Collective condemnation of Nilce Magalhaes’ murder underscores need for systemic change

Publish Date: 
Monday, June 27, 2016

ESCR-Net is deeply saddened to learn of the violent death of Nilce de Souza Magalhães. The body of “Nicinha,” as she was known by her friends and fellow leaders, was found on Tuesday, June 21, in the lake that had been created by the same Jirau Dam, run by the consortium Energia Sustentável do Brasil (ESBR), which she had been confronting in defence of the rights of her community.

A leader of the Movimento dos Atingidos por Barragems (MAB) in the Brazilian state of Rondônia, Nilce disappeared on January 7, when she went missing from the tent encampment where she had lived for years, without access to clean water or electricity, since her family was displaced by the dam years earlier.

Nilce was a longstanding and well-known grassroots leader working to defend the rights of communities affected by dams, predatory fishing practices and other threats to communities situated in Rondônia, in the heart of the Amazon rainforest, close to the border with Bolivia. Her death, according to many other social movements and human rights advocates around the world, could have been prevented if protection had been provided for her and other human rights defenders, if the perpetrators did not enjoy impunity for their actions and if she had not needed to defend her neighbours and her own family against powerful interests.
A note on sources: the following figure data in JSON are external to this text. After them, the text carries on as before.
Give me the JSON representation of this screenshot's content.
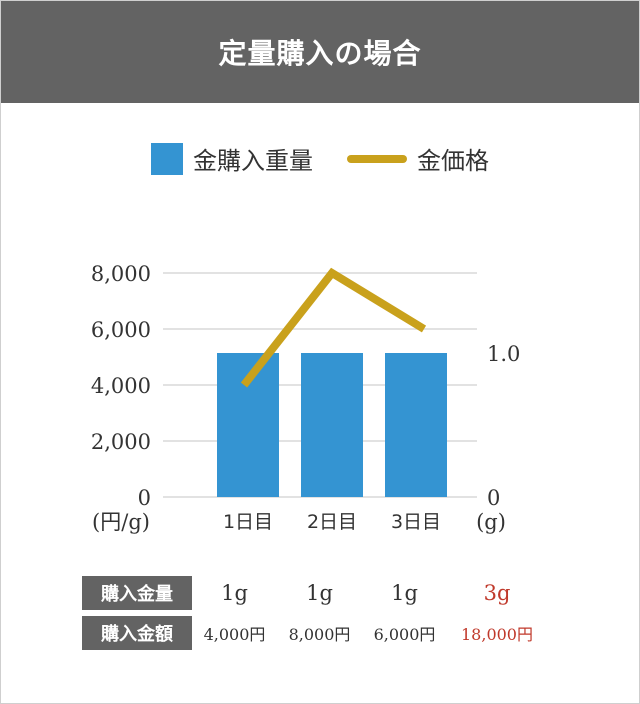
{
  "title": "定量購入の場合",
  "colors": {
    "bar": "#3494d2",
    "line": "#c9a11c",
    "header": "#636363",
    "total": "#c0392b"
  },
  "chart_data": {
    "type": "bar",
    "categories": [
      "1日目",
      "2日目",
      "3日目"
    ],
    "series": [
      {
        "name": "金購入重量",
        "type": "bar",
        "axis": "right",
        "values": [
          1,
          1,
          1
        ]
      },
      {
        "name": "金価格",
        "type": "line",
        "axis": "left",
        "values": [
          4000,
          8000,
          6000
        ]
      }
    ],
    "left_axis": {
      "ticks": [
        "8,000",
        "6,000",
        "4,000",
        "2,000",
        "0"
      ],
      "unit": "(円/g)",
      "ylim": [
        0,
        8000
      ]
    },
    "right_axis": {
      "ticks": [
        "1.0",
        "0"
      ],
      "unit": "(g)",
      "ylim": [
        0,
        1.0
      ]
    },
    "grid": true,
    "legend": "top-center"
  },
  "table": {
    "rows": [
      {
        "label": "購入金量",
        "cells": [
          "1g",
          "1g",
          "1g"
        ],
        "total": "3g"
      },
      {
        "label": "購入金額",
        "cells": [
          "4,000円",
          "8,000円",
          "6,000円"
        ],
        "total": "18,000円"
      }
    ]
  }
}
However, Nilce did not enjoy adequate protection as a woman human rights defender. Furthermore, the perpetrators of her murder remain free. Brazilian authorities had initially arrested an individual who confessed to her murder, yet the accused reportedly escaped from prison under unexplained circumstances.
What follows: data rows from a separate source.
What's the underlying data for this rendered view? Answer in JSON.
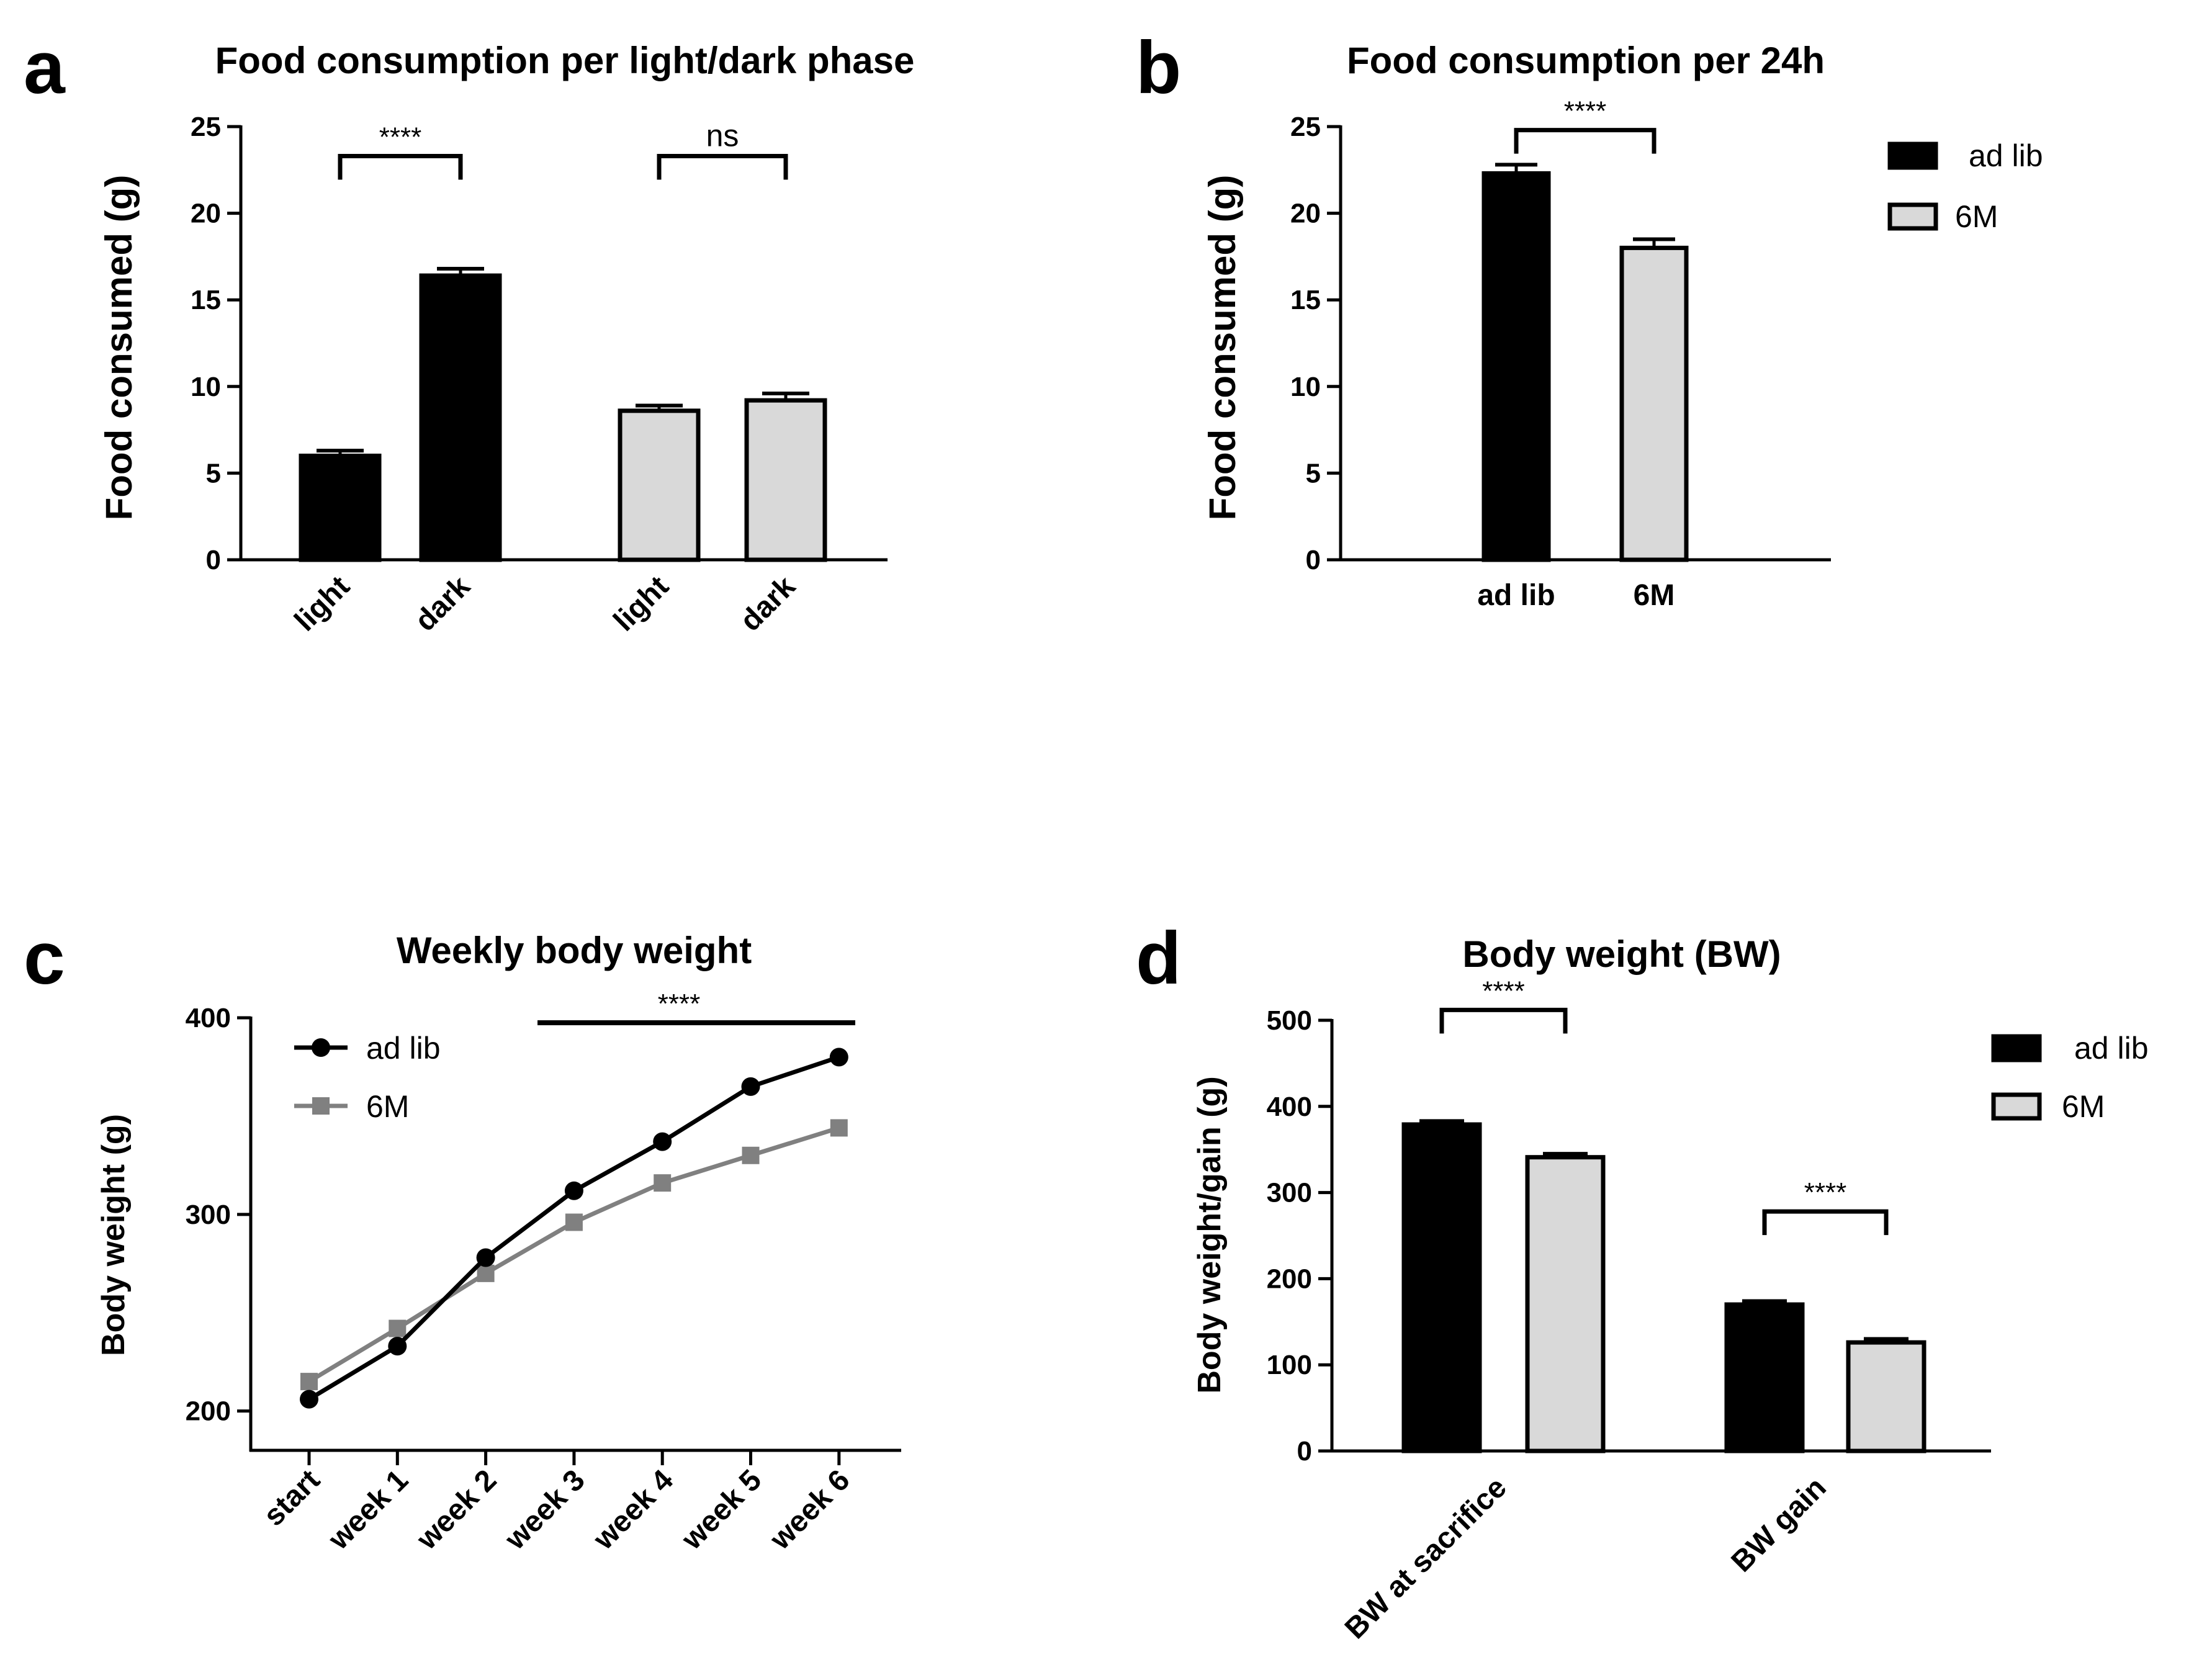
{
  "figure": {
    "panels": {
      "a": {
        "letter": "a"
      },
      "b": {
        "letter": "b"
      },
      "c": {
        "letter": "c"
      },
      "d": {
        "letter": "d"
      }
    }
  },
  "chart_data": [
    {
      "panel": "a",
      "type": "bar",
      "title": "Food consumption per light/dark phase",
      "ylabel": "Food consumed (g)",
      "xlabel": "",
      "ylim": [
        0,
        25
      ],
      "yticks": [
        "0",
        "5",
        "10",
        "15",
        "20",
        "25"
      ],
      "categories": [
        "light",
        "dark",
        "light",
        "dark"
      ],
      "values": [
        6.0,
        16.4,
        8.6,
        9.2
      ],
      "errors": [
        0.3,
        0.4,
        0.3,
        0.4
      ],
      "fills": [
        "#000000",
        "#000000",
        "#d9d9d9",
        "#d9d9d9"
      ],
      "significance": [
        {
          "label": "****",
          "between": [
            0,
            1
          ],
          "y": 23.3
        },
        {
          "label": "ns",
          "between": [
            2,
            3
          ],
          "y": 23.3
        }
      ]
    },
    {
      "panel": "b",
      "type": "bar",
      "title": "Food consumption per 24h",
      "ylabel": "Food consumed (g)",
      "xlabel": "",
      "ylim": [
        0,
        25
      ],
      "yticks": [
        "0",
        "5",
        "10",
        "15",
        "20",
        "25"
      ],
      "categories": [
        "ad lib",
        "6M"
      ],
      "values": [
        22.3,
        18.0
      ],
      "errors": [
        0.5,
        0.5
      ],
      "fills": [
        "#000000",
        "#d9d9d9"
      ],
      "significance": [
        {
          "label": "****",
          "between": [
            0,
            1
          ],
          "y": 24.8
        }
      ],
      "legend": [
        {
          "name": "ad lib",
          "color": "#000000"
        },
        {
          "name": "6M",
          "color": "#d9d9d9"
        }
      ],
      "legend_position": "right"
    },
    {
      "panel": "c",
      "type": "line",
      "title": "Weekly body weight",
      "ylabel": "Body weight (g)",
      "xlabel": "",
      "ylim": [
        180,
        400
      ],
      "yticks": [
        "200",
        "300",
        "400"
      ],
      "categories": [
        "start",
        "week 1",
        "week 2",
        "week 3",
        "week 4",
        "week 5",
        "week 6"
      ],
      "series": [
        {
          "name": "ad lib",
          "color": "#000000",
          "marker": "circle",
          "values": [
            206,
            233,
            278,
            312,
            337,
            365,
            380
          ]
        },
        {
          "name": "6M",
          "color": "#808080",
          "marker": "square",
          "values": [
            215,
            242,
            270,
            296,
            316,
            330,
            344
          ]
        }
      ],
      "significance": [
        {
          "label": "****",
          "between": [
            3,
            6
          ],
          "y": 397
        }
      ],
      "legend_position": "top-left"
    },
    {
      "panel": "d",
      "type": "bar",
      "title": "Body weight (BW)",
      "ylabel": "Body weight/gain (g)",
      "xlabel": "",
      "ylim": [
        0,
        500
      ],
      "yticks": [
        "0",
        "100",
        "200",
        "300",
        "400",
        "500"
      ],
      "categories": [
        "BW at sacrifice",
        "BW gain"
      ],
      "series": [
        {
          "name": "ad lib",
          "color": "#000000",
          "values": [
            379,
            170
          ],
          "errors": [
            4,
            4
          ]
        },
        {
          "name": "6M",
          "color": "#d9d9d9",
          "values": [
            341,
            126
          ],
          "errors": [
            4,
            4
          ]
        }
      ],
      "significance": [
        {
          "label": "****",
          "group": 0,
          "y": 512
        },
        {
          "label": "****",
          "group": 1,
          "y": 278
        }
      ],
      "legend_position": "right"
    }
  ]
}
ESCR-Net members across more than 70 countries are increasingly aware that communities around the world are facing similar powerful interests that pursue large dam projects, natural resource extraction and speculation which seek profit at the expense of human rights and the environment.  

In April, members of ESCR-Net’s Social Movement Working Group observed, with alarm, the rising number of threats and attacks against grassroots leaders and members of social movements that are promoting and defending economic, social and cultural rights. They came together to evaluate multiple incidents affecting its members; these include the ongoing detention of a fisherfolk leader in Pakistan, the assassination of Ogoni indigenous people in Nigeria, the criminalization of human rights activists in the Philippines and Guatemala and the brutal killing of Berta Caceres in Honduras.  

Governments, including Brazil, have the primary obligation to respect, protect and fulfill human rights. However, members have observed that many of their governments are increasingly captured by corporate and other private interests instead of being committed to the realization of human rights for all people.  On one hand, this has prompted more communities—like Nilce’s—to get organized, to form or join social movements and to mobilize resistance in defense of human rights for their children and grandchildren. On the other hand, and in response to these demands for basic rights, serious reprisals have led to many losses: of lives, of freedoms and of the ability to live in dignity. Today we observe the loss of another courageous leader who was brutally murdered for her defense of the poor. 

While individual grassroots leaders may be forcibly silenced, the strength of their commitment and struggle will not be extinguished. Nilce will live on in the continuing struggle of her community, the Movimento dos Atingidos por Barragems, and in each of us who insist that your struggle is my struggle. Her struggle—our struggle--will be sustained by the power of broad-based solidarity and a profound conviction that systemic change is possible, that it is necessary and that it has, in fact, begun in our common demands for human rights and social justice.